Abstract
Non-motor symptoms such as neuropsychiatric and cognitive dysfunction have been found to be common in Parkinson’s disease (PD) but the relation between such symptoms is poorly understood. We focused on alexithymia, an impairment of affective and cognitive emotional processing, as there is evidence for its interaction with cognition in other disorders. Twenty-two non-demented PD patients and 22 matched normal control adults (NC) were administered rating scales assessing neuropsychiatric status, including alexithymia, apathy, and depression, and a series of neuropsychological tests. As expected, PD patients showed more alexithymia than NC, and there was a significant association between alexithymia and disease stage. Alexithymia was associated with performance on non-verbally mediated measures of executive and visuospatial function, but not on verbally mediated tasks. By contrast, there was no correlation between cognition and ratings of either depression or apathy. Our findings demonstrate a distinct association of alexithymia with non-verbal cognition in PD, implicating right hemisphere processes, and differentiate between alexithymia and other neuropsychiatric symptoms in regard to PD cognition.
Highlights
Parkinson’s disease (PD) is traditionally characterized as a motor disorder, but the existence of non-motor symptoms is attracting increasing attention from clinicians and researchers because of their impact on patients’ quality of life
We found that apathy and alexithymia differentially correlated with performance on neuropsychological measures
Whereas alexithymia was significantly associated with performance on non-verbal measures of executive function and visuospatial ability, apathy was not associated with performance on any of the tasks
Summary
Parkinson’s disease (PD) is traditionally characterized as a motor disorder, but the existence of non-motor symptoms is attracting increasing attention from clinicians and researchers because of their impact on patients’ quality of life.
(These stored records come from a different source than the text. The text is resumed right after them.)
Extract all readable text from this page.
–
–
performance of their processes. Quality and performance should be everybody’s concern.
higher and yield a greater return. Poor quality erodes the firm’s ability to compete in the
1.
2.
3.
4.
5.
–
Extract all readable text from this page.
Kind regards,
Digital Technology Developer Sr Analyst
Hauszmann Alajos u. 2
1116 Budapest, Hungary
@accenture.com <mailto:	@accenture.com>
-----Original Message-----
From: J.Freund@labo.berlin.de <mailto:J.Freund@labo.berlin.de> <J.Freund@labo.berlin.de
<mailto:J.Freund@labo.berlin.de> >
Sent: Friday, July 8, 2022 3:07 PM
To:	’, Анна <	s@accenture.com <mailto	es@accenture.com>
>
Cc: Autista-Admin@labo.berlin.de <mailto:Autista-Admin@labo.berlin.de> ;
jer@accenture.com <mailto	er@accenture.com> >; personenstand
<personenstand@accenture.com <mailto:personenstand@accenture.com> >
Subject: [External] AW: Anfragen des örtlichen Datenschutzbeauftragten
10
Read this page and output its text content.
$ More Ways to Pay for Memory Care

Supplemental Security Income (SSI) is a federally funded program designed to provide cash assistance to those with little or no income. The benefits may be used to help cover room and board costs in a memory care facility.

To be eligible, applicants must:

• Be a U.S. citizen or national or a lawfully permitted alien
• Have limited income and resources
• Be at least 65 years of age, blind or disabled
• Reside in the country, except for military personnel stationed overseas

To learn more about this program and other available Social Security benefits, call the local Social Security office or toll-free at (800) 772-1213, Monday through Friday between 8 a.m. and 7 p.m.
According to a current model, alexithymia derives from dysfunction of frontal areas [36,37], the ACC and prefrontal cortex [38] Support for this model comes from neuroimaging studies [39,40,41,42,43], which have related alexithymia to predominantly right hemisphere dysfunction. To address an ongoing debate in the literature regarding lateralized (left vs right hemisphere) expression of alexithymia and follow the lead of one neuropsychological study of PD that suggested an association between alexithymia and cognitive abilities mediated by the right hemisphere (i.e., visuospatial function) [47], in the present study we related alexithymia to material-specific cognitive. We explored the relation between cognitive performance and various aspects (factors) of alexithymia in PD, as neuroimaging studies have suggested differentiation between neural systems associated with specific aspects of alexithymia.